One company that I'd put on par with the three listed above as a prime acquisition candidate is BravoSolution. Even though many in the industry -- including me, until they set me straight with details of their software growth -- consider BravoSolution largely a services provider with particular emphasis on the public sector, software is a large and fast growing part of their business. They're definitely up there in the game league of Emptoris and SciQuest in terms of software traction and growth. Granted, their solution portfolio overlaps 100% with SAP (and SAP has arguably stronger capabilities in the combined spend visibility / supply risk area with their new Spend Performance Management solution), but BravoSolution brings a strong combination of production (sourcing, spend analysis and performance management) to SAP as well as industry expertise in healthcare, CPG, public sector and other areas.

Zycus is another provider that may prove interesting to SAP from a software revenue and growth standpoint, and that also materially overlaps with SAP from a solution perspective (moreover, there could be some religious issues between the two in terms of spend classification, but I'll leave that to the spend shamans to duke it out over UNSPSC and other approaches).
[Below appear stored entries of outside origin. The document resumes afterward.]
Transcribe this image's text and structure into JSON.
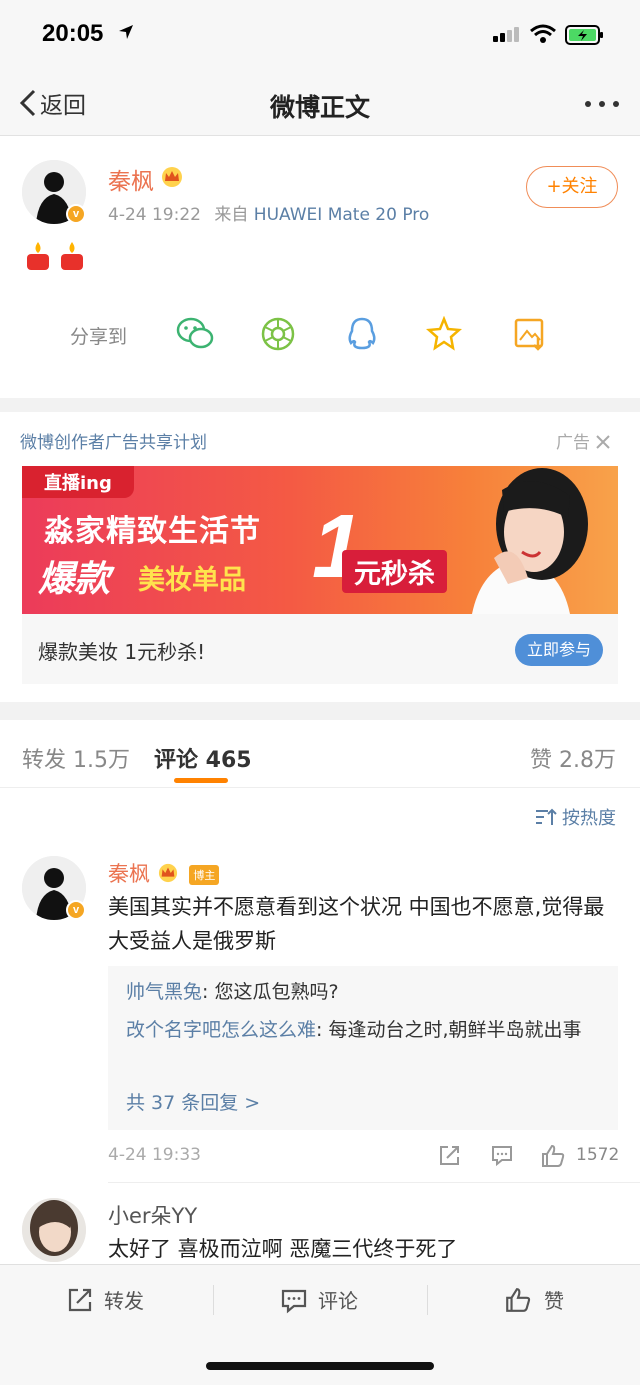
{
  "status_bar": {
    "time": "20:05"
  },
  "nav": {
    "back_label": "返回",
    "title": "微博正文"
  },
  "post": {
    "author": "秦枫",
    "time": "4-24 19:22",
    "source_prefix": "来自",
    "source_device": "HUAWEI Mate 20 Pro",
    "follow_label": "+关注",
    "content_emoji": "🕯🕯",
    "share_label": "分享到",
    "share_targets": [
      "wechat-icon",
      "moments-icon",
      "qq-icon",
      "qzone-icon",
      "save-image-icon"
    ]
  },
  "ad": {
    "plan_label": "微博创作者广告共享计划",
    "ad_tag": "广告",
    "banner": {
      "live": "直播ing",
      "line1": "淼家精致生活节",
      "hot": "爆款",
      "makeup": "美妆单品",
      "one": "1",
      "yuan": "元秒杀"
    },
    "caption": "爆款美妆 1元秒杀!",
    "cta": "立即参与"
  },
  "tabs": {
    "repost": "转发 1.5万",
    "comments": "评论 465",
    "likes": "赞 2.8万"
  },
  "sort_label": "按热度",
  "comments": [
    {
      "author": "秦枫",
      "badge": "博主",
      "text": "美国其实并不愿意看到这个状况 中国也不愿意,觉得最大受益人是俄罗斯",
      "replies": [
        {
          "user": "帅气黑兔",
          "text": ": 您这瓜包熟吗?"
        },
        {
          "user": "改个名字吧怎么这么难",
          "text": ": 每逢动台之时,朝鲜半岛就出事"
        }
      ],
      "more_replies": "共 37 条回复 >",
      "time": "4-24 19:33",
      "like_count": "1572"
    },
    {
      "author": "小er朵YY",
      "text": "太好了 喜极而泣啊 恶魔三代终于死了"
    }
  ],
  "bottom_bar": {
    "repost": "转发",
    "comment": "评论",
    "like": "赞"
  },
  "colors": {
    "orange": "#ff8200",
    "link": "#5b7fa6",
    "name": "#eb7350"
  }
}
Still, Zycus could play an interesting role as part of a broader roll-up play if SAP pursues an Oracle-style acquisition strategy.

Personally, however, I still think Emptoris and SciQuest could prove most interesting, given their current size and software focus (except Ariba, which I'll tackle separately). In particular, SciQuest's strength in life sciences is a great complement to SAP (which also excels in the same market, albeit from a back-end perspective). Both companies could also bring much needed product management, sales and leadership talent into SAP, potentially capable of bridging SAP's internal Spend Management product development and leadership divide. However, if the IPO market turns around and Emptoris and SciQuest can maintain or increase their current growth, both will be prime candidates in 2011 or 2012 depending on conditions (SciQuest filed their S/1 recently and if they don't make it out this year, 2011 or 2012 is a much greater certainty). This will make their investors likely to dismiss any offers that come in at a lower end of the valuation spectrum (e.g., less than 2.5X revenue) from SAP or others.